Special Edition: Ordonez, Penny Recall Baseball After September 11, 2001

This Sunday marks the 10th anniversary of the terrorist attacks on America that resulted in tragic deaths in New York City, Washington D.C., and Pennsylvania. When the attacks occured on Tuesday morning, September 11, 2001, it relegated sports to a meaningless position. As important as baseball is to millions of fans, the game pales in comparison to life and death.

Baseball took a one-week hiatus, as Major League Baseball postponed nearly 100 games from September 11-16. When it returned, the country was decidedly different, but the game served as a sign that America would go on with business as usual.

Three current Tigers were active in the big leagues in 2001 when the historic events occurred: Brandon Inge, Magglio Ordonez, and Brad Penny. Many others were in the minor leagues at the time, but a few, like pitcher Rick Porcello, were just youngsters. Porcello was a 12-year old boy living in Morristown, New Jersey in September of 2001, about 35 miles from ground zero at the World Trade Center.

Members of the Yankees were in New York the day of the attacks, but when they returned, they were scheduled to play the White Sox in Chicago.
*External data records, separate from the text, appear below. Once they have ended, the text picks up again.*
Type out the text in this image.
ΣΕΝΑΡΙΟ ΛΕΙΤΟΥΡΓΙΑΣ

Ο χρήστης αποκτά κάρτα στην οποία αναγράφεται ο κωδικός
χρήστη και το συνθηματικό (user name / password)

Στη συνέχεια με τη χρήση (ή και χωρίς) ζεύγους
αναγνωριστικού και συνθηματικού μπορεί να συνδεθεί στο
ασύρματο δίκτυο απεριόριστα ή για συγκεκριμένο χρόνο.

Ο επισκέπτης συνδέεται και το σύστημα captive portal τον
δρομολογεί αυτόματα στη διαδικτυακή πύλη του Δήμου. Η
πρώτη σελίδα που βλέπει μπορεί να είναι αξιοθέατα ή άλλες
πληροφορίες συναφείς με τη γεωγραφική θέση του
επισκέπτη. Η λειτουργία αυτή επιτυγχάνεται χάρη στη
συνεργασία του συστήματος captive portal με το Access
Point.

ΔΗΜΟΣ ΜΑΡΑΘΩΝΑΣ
Ordonez played right field in that game, and even though the players had a week to digest the devastating events of that fateful day, Mags remembers feeling different.

“It was like everyone – the fans, the umpires, the players – were in a cloud that first few innings,” Ordonez recalls. “I don’t remember much about how I did, but I remember feeling so bad for the families of the attack.”

Penny was in his second season with the Florida Marlins, a member of a young and talented starting rotation. He pitched the second game back for the Marlins against the Expos in Montreal on September 18.

“We had a job to do, but it didn’t seem that important. But we had a season to play,” Penny remembers. “[The fans] in Montreal … they sand the National Anthem and cheered when the flag was shown on the scoreboard. That sent chills through [me].”

The Tigers resumed their 2001 season on the same day, losing to the Twins in Minnesota, 8-3. Inge caught that game and had two strikeouts. His batting average for the season was .206 – some things never change.

Teams returned wearing American flag patches on their sleeves and their caps. Famously, Sammy Sosa carried a small U.S. flag out to his position in right field for the Cubs. The postponed games were made up following the last scheduled week of the season, the post-season being pushed back into November. Prior to Game Three of the World Series in New York between the Yankees and Diamondbacks, wearing a swetshirt emblazoned with “FDNY” for the New York Fire Department, President George W. Bush strode confidently to the Yankee Stadium mound and fired a strike to backup catcher Todd Greene.

“It shows we’re not afraid, we’re undeterred and that life is moving on the way it should,” New York mayor Rudy Guiliani said at the time.

Now a decade later, baseball is still an integral part of our nation. Remembering how it helped heal a country after 9/11 reminds us how much the game is part of the American fabric.